The couple was accused of paying $500,000 disguised as a donation to the Key Worldwide Foundation to get their daughters admitted in University of Southern California. Neither of Loughlin's daughter ever rowed before but pretended to be crew members. The scandal began to fall apart in October 2018 when Key Worldwide Foundation was audited and investigations were made into the donations made by parents whose children were admitted to USC.
Ever since they were first charged in the college admissions cheating scandal on March 12, 2019, they have maintained that they are not guilty. They said that they had no idea that the $500,000 they gave to ex-call center manager William Singer and his phony Key Worldwide Foundation were not for "legitimate donations" for university programs.
The defense said that prosecutors withheld evidence that would support the parents and argued that the couple believed the payments were legitimate donations. Notes from the phone of admissions consultant, Rick Singer, was the evidence and wasn't given to the defense until February.
Rick says that FBI agents yelled at him and told him to lie and get the parents to say things in recorded phone calls that could incriminate them.

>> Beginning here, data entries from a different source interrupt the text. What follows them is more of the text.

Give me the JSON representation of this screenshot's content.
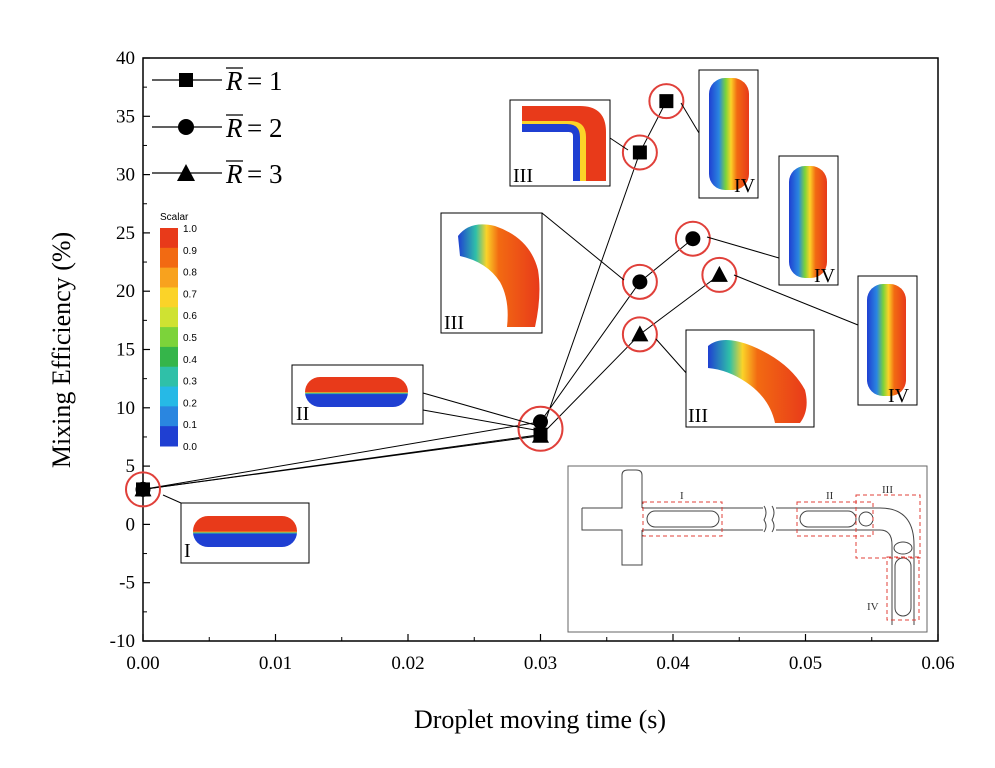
{
  "chart_data": {
    "type": "line",
    "xlabel": "Droplet moving time (s)",
    "ylabel": "Mixing Efficiency (%)",
    "xlim": [
      0,
      0.06
    ],
    "ylim": [
      -10,
      40
    ],
    "xticks": [
      "0.00",
      "0.01",
      "0.02",
      "0.03",
      "0.04",
      "0.05",
      "0.06"
    ],
    "yticks": [
      "-10",
      "-5",
      "0",
      "5",
      "10",
      "15",
      "20",
      "25",
      "30",
      "35",
      "40"
    ],
    "legend_position": "top-left",
    "legend_symbol": "R",
    "series": [
      {
        "name": "= 1",
        "marker": "square",
        "points": [
          [
            0.0,
            3.0
          ],
          [
            0.03,
            7.7
          ],
          [
            0.0375,
            31.9
          ],
          [
            0.0395,
            36.3
          ]
        ]
      },
      {
        "name": "= 2",
        "marker": "circle",
        "points": [
          [
            0.0,
            3.0
          ],
          [
            0.03,
            8.8
          ],
          [
            0.0375,
            20.8
          ],
          [
            0.0415,
            24.5
          ]
        ]
      },
      {
        "name": "= 3",
        "marker": "triangle",
        "points": [
          [
            0.0,
            3.0
          ],
          [
            0.03,
            7.6
          ],
          [
            0.0375,
            16.3
          ],
          [
            0.0435,
            21.4
          ]
        ]
      }
    ],
    "annotations": {
      "stage_labels": [
        "I",
        "II",
        "III",
        "III",
        "III",
        "IV",
        "IV",
        "IV"
      ],
      "scalar_bar": {
        "title": "Scalar",
        "labels": [
          "1.0",
          "0.9",
          "0.8",
          "0.7",
          "0.6",
          "0.5",
          "0.4",
          "0.3",
          "0.2",
          "0.1",
          "0.0"
        ],
        "colors": [
          "#e83a1a",
          "#f26a12",
          "#f8a21e",
          "#fbd328",
          "#cfe232",
          "#7cd33a",
          "#35b54a",
          "#2fc0a8",
          "#26b9e6",
          "#2a86e0",
          "#1f3fd2"
        ]
      },
      "inset_labels": [
        "I",
        "II",
        "III",
        "IV"
      ]
    }
  }
}
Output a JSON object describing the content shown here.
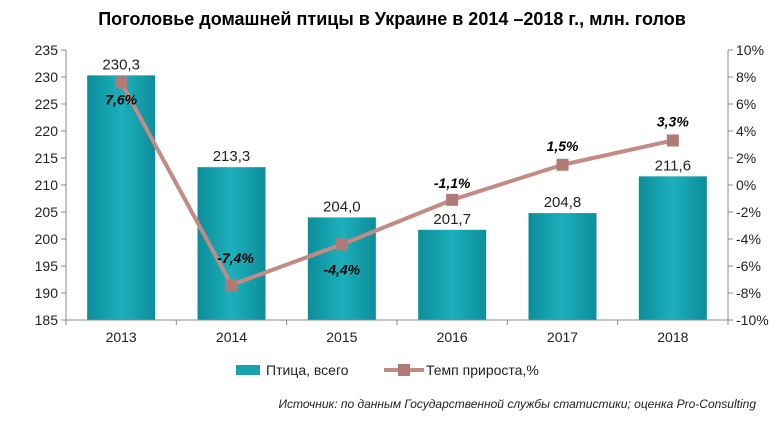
{
  "chart_data": {
    "type": "bar",
    "title": "Поголовье домашней птицы в Украине в 2014 –2018 г., млн. голов",
    "categories": [
      "2013",
      "2014",
      "2015",
      "2016",
      "2017",
      "2018"
    ],
    "series": [
      {
        "name": "Птица,  всего",
        "type": "bar",
        "axis": "left",
        "values": [
          230.3,
          213.3,
          204.0,
          201.7,
          204.8,
          211.6
        ],
        "labels": [
          "230,3",
          "213,3",
          "204,0",
          "201,7",
          "204,8",
          "211,6"
        ],
        "color": "#18A2AE"
      },
      {
        "name": "Темп прироста,%",
        "type": "line",
        "axis": "right",
        "values": [
          7.6,
          -7.4,
          -4.4,
          -1.1,
          1.5,
          3.3
        ],
        "labels": [
          "7,6%",
          "-7,4%",
          "-4,4%",
          "-1,1%",
          "1,5%",
          "3,3%"
        ],
        "color": "#C48A85"
      }
    ],
    "y_left": {
      "range": [
        185,
        235
      ],
      "ticks": [
        "185",
        "190",
        "195",
        "200",
        "205",
        "210",
        "215",
        "220",
        "225",
        "230",
        "235"
      ]
    },
    "y_right": {
      "range": [
        -10,
        10
      ],
      "ticks": [
        "-10%",
        "-8%",
        "-6%",
        "-4%",
        "-2%",
        "0%",
        "2%",
        "4%",
        "6%",
        "8%",
        "10%"
      ]
    },
    "grid": false,
    "legend_position": "bottom"
  },
  "source": "Источник: по данным Государственной службы статистики; оценка Pro-Consulting"
}
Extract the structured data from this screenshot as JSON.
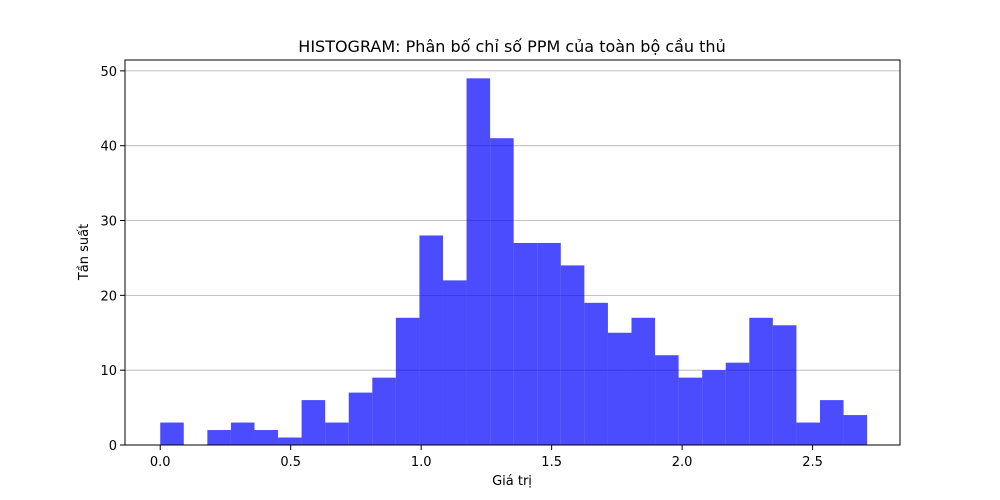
{
  "chart_data": {
    "type": "bar",
    "title": "HISTOGRAM: Phân bố chỉ số PPM của toàn bộ cầu thủ",
    "xlabel": "Giá trị",
    "ylabel": "Tần suất",
    "xlim": [
      -0.135,
      2.835
    ],
    "ylim": [
      0,
      51.45
    ],
    "grid": "y",
    "bin_edges": [
      0.0,
      0.0903,
      0.1806,
      0.2709,
      0.3612,
      0.4515,
      0.5418,
      0.6321,
      0.7224,
      0.8127,
      0.903,
      0.9933,
      1.0836,
      1.1739,
      1.2642,
      1.3545,
      1.4448,
      1.5351,
      1.6254,
      1.7157,
      1.806,
      1.8963,
      1.9866,
      2.0769,
      2.1672,
      2.2575,
      2.3478,
      2.4381,
      2.5284,
      2.6187,
      2.709
    ],
    "values": [
      3,
      0,
      2,
      3,
      2,
      1,
      6,
      3,
      7,
      9,
      17,
      28,
      22,
      49,
      41,
      27,
      27,
      24,
      19,
      15,
      17,
      12,
      9,
      10,
      11,
      17,
      16,
      3,
      6,
      4
    ],
    "x_ticks": [
      "0.0",
      "0.5",
      "1.0",
      "1.5",
      "2.0",
      "2.5"
    ],
    "x_tick_values": [
      0,
      0.5,
      1.0,
      1.5,
      2.0,
      2.5
    ],
    "y_ticks": [
      "0",
      "10",
      "20",
      "30",
      "40",
      "50"
    ],
    "y_tick_values": [
      0,
      10,
      20,
      30,
      40,
      50
    ],
    "bar_color": "#0000ff"
  }
}
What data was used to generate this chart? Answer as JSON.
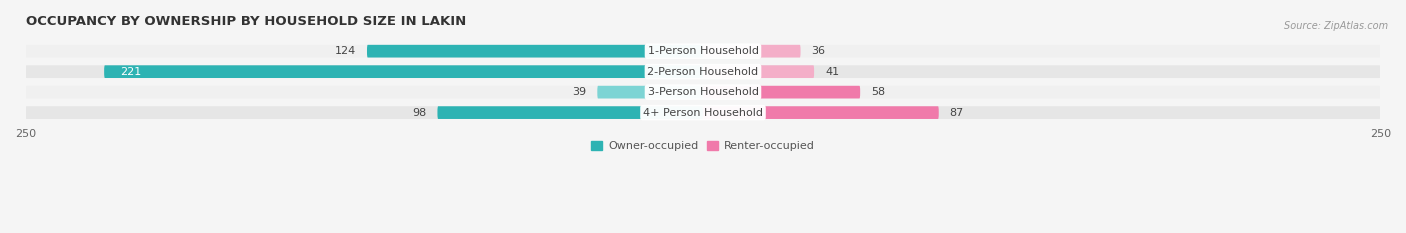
{
  "title": "OCCUPANCY BY OWNERSHIP BY HOUSEHOLD SIZE IN LAKIN",
  "source": "Source: ZipAtlas.com",
  "categories": [
    "1-Person Household",
    "2-Person Household",
    "3-Person Household",
    "4+ Person Household"
  ],
  "owner_values": [
    124,
    221,
    39,
    98
  ],
  "renter_values": [
    36,
    41,
    58,
    87
  ],
  "axis_max": 250,
  "owner_color_dark": "#2db3b3",
  "owner_color_light": "#7dd4d4",
  "renter_color": "#f07aaa",
  "renter_color_light": "#f4aec8",
  "row_bg_light": "#f0f0f0",
  "row_bg_dark": "#e6e6e6",
  "fig_bg": "#f5f5f5",
  "label_font_size": 8,
  "title_font_size": 9.5,
  "legend_font_size": 8,
  "value_label_fontsize": 8
}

He was also allegedly asked by the FBI agents to say that he had told the parents that the payments were bribes, Rick said.
"Loud and abrasive call with agents. They continue to ask me to tell a fib and not restate what I told my clients as to where the money was going — to the program and not the coach and that it was a donation and they want it to be a payment," Singer wrote, according to court documents.
"For government agents to coerce an informant into lying on recorded calls to generate false inculpatory evidence against investigative targets — and to then knowingly prosecute those targets using that false evidence — is governmental malfeasance of the worst kind," the lawyers wrote.
The defense said that if the judge doesn't dismiss the case, he could at least prevent prosecutors from using the "tainted recordings" at the trial and order a hearing to "uncover the full truth about the recordings and the government's efforts to fabricate and conceal evidence".
US District Judge Nathaniel Gorton has the US Attorney's office until March 27 to present their side of the evidence of seemingly "prosecutorial misconduct".